The report of Rawlings et al. on infants with birth weights less than 1,500 grams supported the earlier findings of Stahlman in infants with IRDS that most (80-85 per cent) of the survivors of IRDS were neurologically intact and had development or intelligent quotients within the normal range. These recent reports supported by our own experience are in direct contrast to reports made before the present comprehensive approach in neonatal intensive care was adopted.

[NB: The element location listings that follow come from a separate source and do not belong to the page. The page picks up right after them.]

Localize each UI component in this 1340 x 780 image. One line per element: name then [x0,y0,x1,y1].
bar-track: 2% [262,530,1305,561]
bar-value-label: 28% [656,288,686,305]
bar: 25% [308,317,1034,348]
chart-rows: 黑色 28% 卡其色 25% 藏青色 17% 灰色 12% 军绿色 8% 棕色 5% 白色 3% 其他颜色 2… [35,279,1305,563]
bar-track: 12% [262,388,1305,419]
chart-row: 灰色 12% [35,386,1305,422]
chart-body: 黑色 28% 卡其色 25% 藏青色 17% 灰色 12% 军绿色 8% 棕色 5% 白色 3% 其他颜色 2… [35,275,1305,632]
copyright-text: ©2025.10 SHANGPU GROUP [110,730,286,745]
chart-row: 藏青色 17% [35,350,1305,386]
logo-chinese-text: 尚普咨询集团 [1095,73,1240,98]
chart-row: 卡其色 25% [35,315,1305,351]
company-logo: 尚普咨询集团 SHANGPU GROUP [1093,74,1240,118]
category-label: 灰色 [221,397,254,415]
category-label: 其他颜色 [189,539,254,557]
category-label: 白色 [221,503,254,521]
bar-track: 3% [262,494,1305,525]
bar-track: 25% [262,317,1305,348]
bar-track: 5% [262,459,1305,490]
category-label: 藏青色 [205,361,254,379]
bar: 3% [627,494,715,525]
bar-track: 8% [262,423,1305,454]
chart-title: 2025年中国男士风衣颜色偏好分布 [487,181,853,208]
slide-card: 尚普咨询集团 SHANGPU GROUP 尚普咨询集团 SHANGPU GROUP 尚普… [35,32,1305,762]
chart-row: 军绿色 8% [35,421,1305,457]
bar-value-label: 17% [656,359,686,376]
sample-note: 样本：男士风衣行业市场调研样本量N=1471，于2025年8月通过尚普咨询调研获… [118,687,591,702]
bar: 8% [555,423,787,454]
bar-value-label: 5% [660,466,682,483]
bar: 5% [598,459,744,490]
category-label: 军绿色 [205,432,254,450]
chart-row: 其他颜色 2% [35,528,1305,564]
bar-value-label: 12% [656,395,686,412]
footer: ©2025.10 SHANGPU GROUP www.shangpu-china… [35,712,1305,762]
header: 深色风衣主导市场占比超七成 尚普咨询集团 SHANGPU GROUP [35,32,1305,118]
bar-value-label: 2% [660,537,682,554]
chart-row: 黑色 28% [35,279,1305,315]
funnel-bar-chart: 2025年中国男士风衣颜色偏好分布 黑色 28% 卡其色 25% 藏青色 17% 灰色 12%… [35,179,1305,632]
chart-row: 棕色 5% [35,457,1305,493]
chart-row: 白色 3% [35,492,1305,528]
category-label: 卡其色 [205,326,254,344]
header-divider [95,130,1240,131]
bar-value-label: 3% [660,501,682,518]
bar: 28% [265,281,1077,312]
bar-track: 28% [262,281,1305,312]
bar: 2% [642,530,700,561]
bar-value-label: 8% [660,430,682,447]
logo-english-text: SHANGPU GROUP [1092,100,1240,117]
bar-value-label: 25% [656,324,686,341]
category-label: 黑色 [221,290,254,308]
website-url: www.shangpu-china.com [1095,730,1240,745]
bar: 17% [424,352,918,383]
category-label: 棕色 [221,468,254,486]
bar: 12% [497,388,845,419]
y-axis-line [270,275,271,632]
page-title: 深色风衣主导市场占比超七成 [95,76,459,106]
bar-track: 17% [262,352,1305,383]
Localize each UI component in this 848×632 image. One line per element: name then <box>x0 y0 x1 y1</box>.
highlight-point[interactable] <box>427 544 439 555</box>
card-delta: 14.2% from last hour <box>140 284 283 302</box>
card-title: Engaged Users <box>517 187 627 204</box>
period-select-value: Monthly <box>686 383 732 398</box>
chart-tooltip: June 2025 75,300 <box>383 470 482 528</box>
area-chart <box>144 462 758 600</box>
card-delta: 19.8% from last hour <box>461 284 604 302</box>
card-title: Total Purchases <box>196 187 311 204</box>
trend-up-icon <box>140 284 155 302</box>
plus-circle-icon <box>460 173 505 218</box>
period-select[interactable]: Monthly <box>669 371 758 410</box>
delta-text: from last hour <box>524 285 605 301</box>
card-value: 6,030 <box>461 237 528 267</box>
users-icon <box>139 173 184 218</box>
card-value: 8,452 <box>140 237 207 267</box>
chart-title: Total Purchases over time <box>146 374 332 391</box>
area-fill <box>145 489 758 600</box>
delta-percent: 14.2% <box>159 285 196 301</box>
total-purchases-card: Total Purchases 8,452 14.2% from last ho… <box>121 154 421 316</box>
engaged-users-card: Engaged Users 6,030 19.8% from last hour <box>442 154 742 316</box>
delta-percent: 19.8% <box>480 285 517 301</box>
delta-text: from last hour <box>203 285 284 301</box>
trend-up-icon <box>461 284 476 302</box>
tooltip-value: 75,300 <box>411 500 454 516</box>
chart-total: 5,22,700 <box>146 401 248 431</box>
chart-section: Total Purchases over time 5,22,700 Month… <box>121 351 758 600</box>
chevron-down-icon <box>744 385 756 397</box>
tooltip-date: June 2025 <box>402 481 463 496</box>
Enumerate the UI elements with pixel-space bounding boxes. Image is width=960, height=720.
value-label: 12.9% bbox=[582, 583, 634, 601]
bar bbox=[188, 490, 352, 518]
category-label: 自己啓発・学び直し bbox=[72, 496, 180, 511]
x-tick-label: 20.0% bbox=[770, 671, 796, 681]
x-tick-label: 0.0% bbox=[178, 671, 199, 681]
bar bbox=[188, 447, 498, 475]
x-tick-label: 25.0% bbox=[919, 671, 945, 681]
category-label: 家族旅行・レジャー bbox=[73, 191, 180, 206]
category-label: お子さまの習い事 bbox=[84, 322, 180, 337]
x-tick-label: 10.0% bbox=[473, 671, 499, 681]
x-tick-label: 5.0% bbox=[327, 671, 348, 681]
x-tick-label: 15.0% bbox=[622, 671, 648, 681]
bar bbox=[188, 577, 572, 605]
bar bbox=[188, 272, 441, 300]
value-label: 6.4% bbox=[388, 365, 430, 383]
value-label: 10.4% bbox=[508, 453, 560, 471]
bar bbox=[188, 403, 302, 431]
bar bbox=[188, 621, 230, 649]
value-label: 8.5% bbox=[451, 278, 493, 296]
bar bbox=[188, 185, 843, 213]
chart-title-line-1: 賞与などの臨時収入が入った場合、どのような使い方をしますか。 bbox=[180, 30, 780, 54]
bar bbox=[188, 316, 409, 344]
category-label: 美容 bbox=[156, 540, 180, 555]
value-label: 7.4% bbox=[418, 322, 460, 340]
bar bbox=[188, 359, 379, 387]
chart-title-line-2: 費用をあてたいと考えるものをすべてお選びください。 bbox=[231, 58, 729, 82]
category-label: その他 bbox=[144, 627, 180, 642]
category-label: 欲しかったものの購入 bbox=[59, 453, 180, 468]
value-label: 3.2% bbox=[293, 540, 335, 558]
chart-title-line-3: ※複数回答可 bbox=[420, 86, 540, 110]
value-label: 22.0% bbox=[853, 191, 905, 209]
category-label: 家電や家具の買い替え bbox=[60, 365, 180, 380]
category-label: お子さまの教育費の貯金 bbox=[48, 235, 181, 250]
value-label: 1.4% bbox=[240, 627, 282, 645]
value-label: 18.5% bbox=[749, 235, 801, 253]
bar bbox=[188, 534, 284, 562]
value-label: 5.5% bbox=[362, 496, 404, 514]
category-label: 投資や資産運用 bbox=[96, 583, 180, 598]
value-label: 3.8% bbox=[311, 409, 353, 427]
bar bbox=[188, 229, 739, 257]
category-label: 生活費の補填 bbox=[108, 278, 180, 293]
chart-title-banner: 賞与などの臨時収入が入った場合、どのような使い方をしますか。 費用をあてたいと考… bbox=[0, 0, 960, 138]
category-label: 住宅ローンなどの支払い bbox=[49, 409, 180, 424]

An approach to the perinatal treatment of an infant with IRDS has been presented. The requirements for maintaining an effective program in terms of physicians, nurses and paramedical personnel are immense, and the cost of supporting personnel, equipment and space are continually increasing. The necessity for well organized units, including an effective means for transporting sick infants to the center, demands regionalization of care if we are to be effective in lowering existent perinatal mortality and morbidity.